The photo below is reminiscent of a number of archways along narrow streets in Rome.




Edifices and designs worthy of elegance and grandeur.  




MITAD DEL MUNDO (The Center of the World)

Marc and I did a great deal of walking, and we spent Tuesday afternoon with a break from the city by traveling nearby to Mitad del Mundo (the center of the world).

The monument below and the park surrounding it in the following photos were built by the Ecuadorian federal government to mark the spot on the Equator where one can stand both in the Northern and the Southern Hemisphere at the same time with one foot in each hemisphere. After the money was expended and the monument and park was built on a spot that was based upon the calculations of a French explorer; it was determined that his calculations were wrong.  The center is about 240 meters further north.  

Actually, any spot on the Equator can be designated the center of the earth.  Quito became famous for the designation, because the Ecuadorian government capitalized on it with the building of the monument and park to honor the French explorer with a new monument on the site, and advertently  or inadvertently it resulted in a marketing coup d'etat for Ecuador.  If by chance, it hasn't crossed your mind yet; Ecuador is Spanish for the Equator, from which Ecuador derives its name.






Marc Mola and the hummingbird.  The Andean Condor is Ecuador's national bird. If cities have a city bird, the hummingbird should be the bird of Cuenca.  It is by far the most frequently spotted bird in Cuenca, followed by pigeons in some of the city plazas.





The monument was completed in 1972, and is approximately 90 feet tall.  There is an ethnographic museum inside the monument of three or four floors, which exhibits the extensive diversity of various indigenous cultures throughout the country, and their traditional livelihoods. There is also a miniature layout of Quito. At the top of the monument one can get some nice views and photos of the park and the surrounding mountains.  





I won't increase the size of the photo below, because my belly already looks big enough.  It looks like I am a pig about to be skewered.  I wish I had abs like the spear thrower.  By the way, I've lost twelve pounds since that photo was taken (lol--no seriously!).




The site is very tourist-oriented, with lots of shops, snack bars and restaurants. There is also a galleria, which is basically (you guessed it) more shops of merchandise on which to blow cash. Visitors will also find a planetarium, but Marc and I did not visit it. It was well worth the trip, and takes about two to four hours with travel time to and from Quito.  It's also a nice way to spend an afternoon away from the city without venturing out too far, especially for folks who may have a flight later in the day to catch after a layover.
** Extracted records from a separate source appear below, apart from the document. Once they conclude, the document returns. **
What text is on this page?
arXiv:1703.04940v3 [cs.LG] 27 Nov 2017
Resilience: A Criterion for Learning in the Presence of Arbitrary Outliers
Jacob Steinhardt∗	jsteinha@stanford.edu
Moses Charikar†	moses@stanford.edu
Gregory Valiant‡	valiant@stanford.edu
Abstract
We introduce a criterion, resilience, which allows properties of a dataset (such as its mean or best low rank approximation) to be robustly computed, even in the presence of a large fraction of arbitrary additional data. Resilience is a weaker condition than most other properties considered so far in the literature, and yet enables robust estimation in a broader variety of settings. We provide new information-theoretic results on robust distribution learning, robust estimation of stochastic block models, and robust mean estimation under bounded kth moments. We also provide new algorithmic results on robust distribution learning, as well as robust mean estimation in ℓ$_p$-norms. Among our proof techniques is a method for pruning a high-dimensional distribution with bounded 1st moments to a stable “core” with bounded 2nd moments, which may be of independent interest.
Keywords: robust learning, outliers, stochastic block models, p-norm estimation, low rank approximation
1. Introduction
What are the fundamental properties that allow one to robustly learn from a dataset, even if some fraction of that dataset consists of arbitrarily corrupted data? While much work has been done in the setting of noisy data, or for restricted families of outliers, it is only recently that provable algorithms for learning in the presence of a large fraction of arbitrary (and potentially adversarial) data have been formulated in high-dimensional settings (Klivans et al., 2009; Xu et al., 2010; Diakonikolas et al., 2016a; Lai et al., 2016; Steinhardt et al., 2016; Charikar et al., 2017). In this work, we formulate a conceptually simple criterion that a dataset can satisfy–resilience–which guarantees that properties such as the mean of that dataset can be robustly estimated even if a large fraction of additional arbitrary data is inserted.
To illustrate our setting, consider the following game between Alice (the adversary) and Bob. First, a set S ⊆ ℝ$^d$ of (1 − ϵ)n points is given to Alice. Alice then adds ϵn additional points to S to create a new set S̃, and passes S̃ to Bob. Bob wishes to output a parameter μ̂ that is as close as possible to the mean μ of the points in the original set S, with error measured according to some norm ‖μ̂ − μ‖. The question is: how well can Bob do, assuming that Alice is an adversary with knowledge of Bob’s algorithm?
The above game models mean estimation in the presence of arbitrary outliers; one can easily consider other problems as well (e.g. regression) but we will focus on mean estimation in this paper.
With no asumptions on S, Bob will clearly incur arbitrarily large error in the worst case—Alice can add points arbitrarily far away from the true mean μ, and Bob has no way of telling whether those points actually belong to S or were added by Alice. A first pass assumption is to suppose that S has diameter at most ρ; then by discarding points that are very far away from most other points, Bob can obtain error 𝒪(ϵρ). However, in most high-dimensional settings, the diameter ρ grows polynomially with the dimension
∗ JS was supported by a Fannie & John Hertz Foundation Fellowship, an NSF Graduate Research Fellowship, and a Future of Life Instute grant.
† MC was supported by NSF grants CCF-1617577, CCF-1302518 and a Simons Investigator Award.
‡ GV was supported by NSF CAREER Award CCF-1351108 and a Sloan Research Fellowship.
Below is the Intinan Solar Museum, which is adjacent to Mitad del Mundo.  It claims to also be the accurate on-site location on the Equator, also reports say that military GPS mapping indicates it may be forty kilometers off.  Oh well, just another excuse for another venture capitalist to construct another site on the really real site on the Equator.  Intinan Solar Museum is an outdoor museum with many Disneyesque-type artificial structures intended to convey the culture of  an indigenous past. There are also many interactive experiments conducted to entertain the tourists, and further erode any basic understanding of science that they may have.  

IntiƱan Solar Museum



There is much to see and do in Quito.  Not only inside, but also outside of the historic center. Alas, we only had two days to visit. However, that just whets my appetite for future trips to Ecuador's capital, besides just staying in an airport hotel or hostel outside the city to catch a flight out the next day.  Viva Quito!